A gente faz isso desde o começo e nem divulga, porque somos envolvidos mesmo. Nem gostamos de falar. É espontâneo, não por obrigação, achar que isso ou aquilo. Não é nada para agradar.
Nos shows, qual a música que você mais gosta de cantar?
Estamos fazendo tantas outras músicas, mas eu gosto de Tô ouvindo alguém me chamar. Marcou uma época. Foi muito difícil de ser executada e mixada. Deu um puta resultado. Você ouve a música e está dentro de um filme. Então, eu tenho um xodó especial por ela.
Os Racionais estão chegando aos 50 anos, quase 30 de grupo. A relação entre vocês ainda é boa? Como é essa convivência?
Permanecemos juntos porque, antes de qualquer coisa, somos amigos. Temos uma liberdade dentro da banda, falamos o que tem de ser falado. Gostando ou não, vamos expor as ideias para todo mundo ali, na hora. Isso deu certo, cada um no grupo sabe se respeitar, sabe o limite do outro. O Mano Brown é meu primo, meu compadre. O Edi Rock é praticamente irmão do KL Jay. Isso fortalece. Somos amigos mesmo.
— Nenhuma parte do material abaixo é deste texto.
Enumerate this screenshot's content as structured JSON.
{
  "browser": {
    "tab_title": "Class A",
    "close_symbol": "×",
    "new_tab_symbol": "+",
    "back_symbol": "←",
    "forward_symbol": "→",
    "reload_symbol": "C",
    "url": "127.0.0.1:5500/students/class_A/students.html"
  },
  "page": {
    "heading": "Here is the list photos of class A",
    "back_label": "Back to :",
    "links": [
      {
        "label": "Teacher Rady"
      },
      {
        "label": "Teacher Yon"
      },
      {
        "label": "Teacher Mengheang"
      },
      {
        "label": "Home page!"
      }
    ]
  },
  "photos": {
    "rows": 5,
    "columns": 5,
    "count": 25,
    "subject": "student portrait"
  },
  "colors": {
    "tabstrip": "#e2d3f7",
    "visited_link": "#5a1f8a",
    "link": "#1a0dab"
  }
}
Porque, se não fôssemos, não teria como manter uma banda por 30 anos. O estresse que é, a responsabilidade que carregamos, não teria como segurar sem amizade.
Como vai ser o Ice Blue aposentado?
Ah mano, vou mudar para Floripa. É o lugar que eu escolhi no Brasil para sair fora. Vou me aposentar lá. Vou fazer uma pousada e ficar por lá, esse é meu projeto de vida.